A misconception is that long-term care is covered either by health insurance or by Medicare. Health insurance does not pay for long-term care and Medicare Part A, will only cover the first 20 days of long-term care 100%, but only under certain very restrictive conditions. Beyond the first 20 days, Medicare requires you pay the first $ 133 (2009) of expenses per day and this limited coverage only lasts for 80 days. Then you are on your own.
The sad fact is that long-term care, when properly planned for, can be a manageable process that leaves the family relationships in tact and allows us to instead act in an oversight capacity, rather than in a hands-on custodial care capacity. Stress is significantly reduced, our jobs do not suffer, and our direct family unit stays in tact as well.
Long-term care refers to assistance needed by anyone for a chronic illness. A chronic illness is long-term illness that will not go away, such as Alzheimer’s, Parkinson’s, emphysema, arthritis, diabetes, heart disease, a stroke which affects physical activities permanently, and sudden accidents which leave you permanently disabled. Long-term care may require skilled medical care or non-skilled medical care (custodial care).
Skilled medical care is often performed by licensed medical professionals such as physicians, registered nurses, licensed practical nurses and physical, occupational or speech therapists in a home, community or institutional setting. It also includes assistance with administering medicines. Skilled medical care is usually required when there is an acute condition that restricts an individual’s ability to perform certain physical tasks.

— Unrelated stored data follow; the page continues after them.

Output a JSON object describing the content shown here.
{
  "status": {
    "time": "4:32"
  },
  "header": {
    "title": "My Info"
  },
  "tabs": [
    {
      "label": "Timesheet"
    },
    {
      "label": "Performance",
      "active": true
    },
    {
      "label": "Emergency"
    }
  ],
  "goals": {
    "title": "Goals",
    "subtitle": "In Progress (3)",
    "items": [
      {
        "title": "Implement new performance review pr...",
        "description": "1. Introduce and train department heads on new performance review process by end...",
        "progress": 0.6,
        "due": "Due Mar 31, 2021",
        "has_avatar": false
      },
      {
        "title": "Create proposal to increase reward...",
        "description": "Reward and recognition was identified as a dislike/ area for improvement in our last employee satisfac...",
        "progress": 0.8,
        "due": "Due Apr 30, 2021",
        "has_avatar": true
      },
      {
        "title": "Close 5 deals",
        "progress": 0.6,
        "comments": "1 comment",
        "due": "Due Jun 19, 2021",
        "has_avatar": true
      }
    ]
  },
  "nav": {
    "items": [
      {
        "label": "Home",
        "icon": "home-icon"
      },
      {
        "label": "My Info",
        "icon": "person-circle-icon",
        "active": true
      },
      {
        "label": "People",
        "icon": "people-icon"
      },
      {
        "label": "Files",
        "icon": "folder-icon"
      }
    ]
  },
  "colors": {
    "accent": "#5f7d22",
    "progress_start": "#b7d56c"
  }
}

It may also be required where a debilitating condition turns into a chronic (permanent) condition which can no longer be ignored.
Non-skilled care, or custodial care, is generally needed where a physical condition impairs someone from performing what are called activities of daily living. Such activities include eating, bathing, dressing, toileting (assistance to and from the toilet), continence (bowel movement control issues) or transferring from a bed to a chair etc. Most often, non-skilled care is informal, meaning performed by family members. In fact, about 80% of all long-term care is informal, while 20% is provided by paid, trained professionals. The reason for this is that most families do not plan properly for long-term care, meaning they do not have the financial resources to pay someone to assist the family in providing long-term care services.